• 10 New California Employment Laws Employers Should Know for the New Year

     Fenwick & West LLP

    Governor Newsom recently signed a slew of new bills into law at the close of California’s 2023 legislative session. Of those, there are several employment-related laws that California employers should take note of. We previously reported on some of these changes, including the expansion of California’s prohibition against non-compete agreementslimits on stays of proceedings pending the appeal of a denial of a motion to compel arbitration, and the obligation for venture capital companies to collect diversity data from founders. We summarize below other important employment-related laws that California employers should be aware of in the upcoming year.

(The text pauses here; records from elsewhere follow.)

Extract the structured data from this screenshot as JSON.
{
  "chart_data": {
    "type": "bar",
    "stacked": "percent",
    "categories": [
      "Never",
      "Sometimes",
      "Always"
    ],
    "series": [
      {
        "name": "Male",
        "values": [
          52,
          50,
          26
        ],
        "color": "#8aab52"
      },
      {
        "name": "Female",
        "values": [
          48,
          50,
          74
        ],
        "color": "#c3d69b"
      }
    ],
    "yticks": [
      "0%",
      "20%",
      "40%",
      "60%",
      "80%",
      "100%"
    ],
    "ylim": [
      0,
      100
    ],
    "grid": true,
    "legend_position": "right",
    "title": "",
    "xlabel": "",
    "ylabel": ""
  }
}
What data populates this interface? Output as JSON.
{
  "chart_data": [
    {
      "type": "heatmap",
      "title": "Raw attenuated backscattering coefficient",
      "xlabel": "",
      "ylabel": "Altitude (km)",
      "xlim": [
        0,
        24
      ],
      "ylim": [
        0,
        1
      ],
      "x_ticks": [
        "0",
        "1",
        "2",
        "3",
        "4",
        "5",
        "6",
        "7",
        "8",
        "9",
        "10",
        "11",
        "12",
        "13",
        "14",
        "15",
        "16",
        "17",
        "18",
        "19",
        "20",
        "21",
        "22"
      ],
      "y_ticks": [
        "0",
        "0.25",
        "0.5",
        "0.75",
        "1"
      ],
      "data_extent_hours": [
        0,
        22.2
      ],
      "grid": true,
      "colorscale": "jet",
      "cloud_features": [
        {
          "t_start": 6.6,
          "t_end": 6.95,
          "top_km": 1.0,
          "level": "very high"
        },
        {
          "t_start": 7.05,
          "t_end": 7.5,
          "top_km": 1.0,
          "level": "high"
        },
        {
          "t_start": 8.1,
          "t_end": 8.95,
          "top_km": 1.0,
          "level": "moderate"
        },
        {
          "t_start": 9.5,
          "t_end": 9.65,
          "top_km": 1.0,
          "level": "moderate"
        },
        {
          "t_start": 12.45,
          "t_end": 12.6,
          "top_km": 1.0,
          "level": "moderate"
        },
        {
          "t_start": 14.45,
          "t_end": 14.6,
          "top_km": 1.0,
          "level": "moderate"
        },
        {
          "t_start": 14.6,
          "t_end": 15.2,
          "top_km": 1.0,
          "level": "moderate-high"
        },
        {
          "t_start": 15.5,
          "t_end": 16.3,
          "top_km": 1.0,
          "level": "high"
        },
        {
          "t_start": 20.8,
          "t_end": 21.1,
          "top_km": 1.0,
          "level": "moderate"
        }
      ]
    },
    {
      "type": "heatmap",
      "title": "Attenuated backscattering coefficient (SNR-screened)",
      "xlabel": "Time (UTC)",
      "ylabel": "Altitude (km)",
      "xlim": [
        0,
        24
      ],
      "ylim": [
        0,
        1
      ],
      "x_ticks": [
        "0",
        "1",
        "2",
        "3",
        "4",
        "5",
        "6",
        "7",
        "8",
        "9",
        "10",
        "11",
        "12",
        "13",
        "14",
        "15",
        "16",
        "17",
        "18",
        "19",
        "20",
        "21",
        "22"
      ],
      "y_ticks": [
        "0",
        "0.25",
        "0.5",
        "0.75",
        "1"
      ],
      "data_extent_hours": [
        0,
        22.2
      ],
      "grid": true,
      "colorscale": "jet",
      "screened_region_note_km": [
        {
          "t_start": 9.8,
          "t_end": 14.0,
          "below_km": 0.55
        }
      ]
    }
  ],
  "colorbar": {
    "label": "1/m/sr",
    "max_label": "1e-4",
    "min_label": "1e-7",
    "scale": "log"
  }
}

    California Expands Sick Leave Requirements

    Effective January 1, 2024, California employers will need to increase their employee paid sick leave amounts. SB 616 amends the Healthy Workplace, Healthy Family Act of 2014 (California’s paid sick leave law) to expand the minimum amount of sick leave time eligible employees must accrue each year from 24 hours/three days to 40 hours/five days. Additionally, while existing law permits employers to cap annual sick leave usage to 24 hours/three days, the bill expands this annual usage cap to 40 hours/five days. The bill also increases the total amount of paid sick leave that employers must allow employees to accrue over time and carry over from year to year, from 48 hours/six days to 80 hours/10 days.

    Employers may continue providing paid sick leave at the existing accrual rate of one hour for every 30 hours worked, provided an employee has accrued 40 hours/five days by the end of their 200th calendar day of employment. The amended law does not modify an employer’s ability to frontload the entire paid sick leave amount, a popular choice to ease administrative burdens.

    Under SB 616, there continues to be an exception for employees covered by a valid collective bargaining agreement (CBA) that provides for paid sick leave or a paid time off policy that permits the use of sick days for the same reasons as covered employees who are not subject to a CBA.